Ways To Improve Your Home’s Air Quality

These tips will help you change your indoor air quality for the better. By using these practices, you may reduce the severity of health issues like allergies and asthma.

1. Rid the Home of Existing Toxins

Take time to clean your home thoroughly on a regular basis. Pet dander, dust, and mold collect in hidden areas of the home and affect your indoor air. If you have carpeting, be sure to use a vacuum equipped with a HEPA filter to keep the carpets clean. Other places where these contaminants gather, such as in bedding and curtains, should be laundered weekly.

2. Bring Home Some Houseplants

Adding a few houseplants to your home can improve your home’s air quality because they remove harmful compounds from the air. Along with exchanging oxygen for carbon dioxide, plants also filter formaldehyde, ammonia, and benzene from the air in your home. To fully reap these benefits, you should add one houseplant per 100 square feet of living space.

3. Maintain Clean Filters and Ducts

Over time, the filters in your HVAC system will collect large quantities of dust and other contaminants. These same contaminants will gather in your ductwork and your system will blow these contaminants around, recirculating them into the air you breathe.

Improve your home’s air quality by regularly cleaning or replacing those filters and cleaning out your ducts. This will help reduce the dust and debris from the air that you breathe indoors.

4. Buy an Air Purifier

Using an air purifier is the best way to reduce pollutants in the air. Smaller air purifiers are ideal for filtering the air in a single room, so they are perfect for bedrooms and nurseries.

If you want to purify all of the air in your home, a larger air filtration system is ideal. While this requires a larger investment, it will provide long-term relief from allergens and contaminants. Often, this is a good way to treat seasonal allergies in addition to improving the overall indoor air quality.

5. Air Out the Home

Whenever possible, spend time with the doors and windows open to allow fresh air to move through the home. This will air out the home and remove air that has been continuously recirculated. Adding a window fan to an open window will help pull fresh air into the home.
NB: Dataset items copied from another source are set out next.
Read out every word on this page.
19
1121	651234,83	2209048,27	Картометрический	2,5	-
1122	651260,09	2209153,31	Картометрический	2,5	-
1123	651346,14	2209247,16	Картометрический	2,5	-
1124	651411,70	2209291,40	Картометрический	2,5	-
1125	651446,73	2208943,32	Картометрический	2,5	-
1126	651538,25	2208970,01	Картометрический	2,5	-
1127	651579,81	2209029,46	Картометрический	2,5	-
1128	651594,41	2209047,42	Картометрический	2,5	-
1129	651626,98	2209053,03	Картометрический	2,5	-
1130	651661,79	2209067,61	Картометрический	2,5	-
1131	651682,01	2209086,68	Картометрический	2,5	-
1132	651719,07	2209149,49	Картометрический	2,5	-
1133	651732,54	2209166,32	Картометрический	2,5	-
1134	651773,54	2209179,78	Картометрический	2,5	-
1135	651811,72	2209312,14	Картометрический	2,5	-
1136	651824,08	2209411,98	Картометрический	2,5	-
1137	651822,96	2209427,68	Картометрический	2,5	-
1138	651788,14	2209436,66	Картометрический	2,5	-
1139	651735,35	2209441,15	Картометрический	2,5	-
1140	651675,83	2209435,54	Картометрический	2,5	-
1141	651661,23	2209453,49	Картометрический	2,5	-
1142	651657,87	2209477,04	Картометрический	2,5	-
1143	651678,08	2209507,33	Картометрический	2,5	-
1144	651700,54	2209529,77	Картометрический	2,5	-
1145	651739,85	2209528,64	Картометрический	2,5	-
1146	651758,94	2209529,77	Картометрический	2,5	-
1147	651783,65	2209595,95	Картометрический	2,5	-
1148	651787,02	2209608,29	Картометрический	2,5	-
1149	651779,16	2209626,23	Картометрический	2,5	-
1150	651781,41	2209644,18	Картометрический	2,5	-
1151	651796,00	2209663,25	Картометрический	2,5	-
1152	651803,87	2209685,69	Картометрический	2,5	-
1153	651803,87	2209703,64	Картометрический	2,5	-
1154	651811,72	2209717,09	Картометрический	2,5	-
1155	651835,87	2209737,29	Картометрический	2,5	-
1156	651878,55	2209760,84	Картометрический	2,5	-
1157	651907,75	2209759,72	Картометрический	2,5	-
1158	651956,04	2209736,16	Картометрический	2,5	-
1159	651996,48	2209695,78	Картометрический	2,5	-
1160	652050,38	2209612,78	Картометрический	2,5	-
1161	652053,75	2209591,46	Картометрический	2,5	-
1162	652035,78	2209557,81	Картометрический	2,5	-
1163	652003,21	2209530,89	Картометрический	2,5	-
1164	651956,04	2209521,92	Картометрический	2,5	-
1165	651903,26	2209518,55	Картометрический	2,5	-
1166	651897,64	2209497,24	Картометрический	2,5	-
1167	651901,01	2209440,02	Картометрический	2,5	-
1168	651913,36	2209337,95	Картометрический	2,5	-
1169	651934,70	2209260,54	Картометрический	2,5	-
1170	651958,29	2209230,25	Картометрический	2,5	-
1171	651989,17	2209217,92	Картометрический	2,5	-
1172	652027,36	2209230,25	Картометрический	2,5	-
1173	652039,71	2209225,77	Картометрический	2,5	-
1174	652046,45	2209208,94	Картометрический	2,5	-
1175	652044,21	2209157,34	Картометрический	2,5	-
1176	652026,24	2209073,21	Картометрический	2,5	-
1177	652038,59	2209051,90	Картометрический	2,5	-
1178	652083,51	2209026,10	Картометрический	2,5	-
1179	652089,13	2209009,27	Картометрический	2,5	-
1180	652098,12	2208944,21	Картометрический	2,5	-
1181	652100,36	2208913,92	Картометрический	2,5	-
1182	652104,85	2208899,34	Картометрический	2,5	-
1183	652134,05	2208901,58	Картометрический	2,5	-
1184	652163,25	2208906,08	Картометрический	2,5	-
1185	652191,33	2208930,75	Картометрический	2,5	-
6. Enhance Ventilation Throughout Your Home

Use ceiling fans and oscillating fans to help improve overall ventilation throughout the home. If you observe damp, moist, or humid areas, adding a fan will help to dry out the area and prevent mold growth.

Similarly, using the home’s air conditioning system will move air throughout the home and help to filter out contaminants. Installing exhaust fans can also improve your home’s air quality by drawing indoor air pollution out of the house through exhaust vents.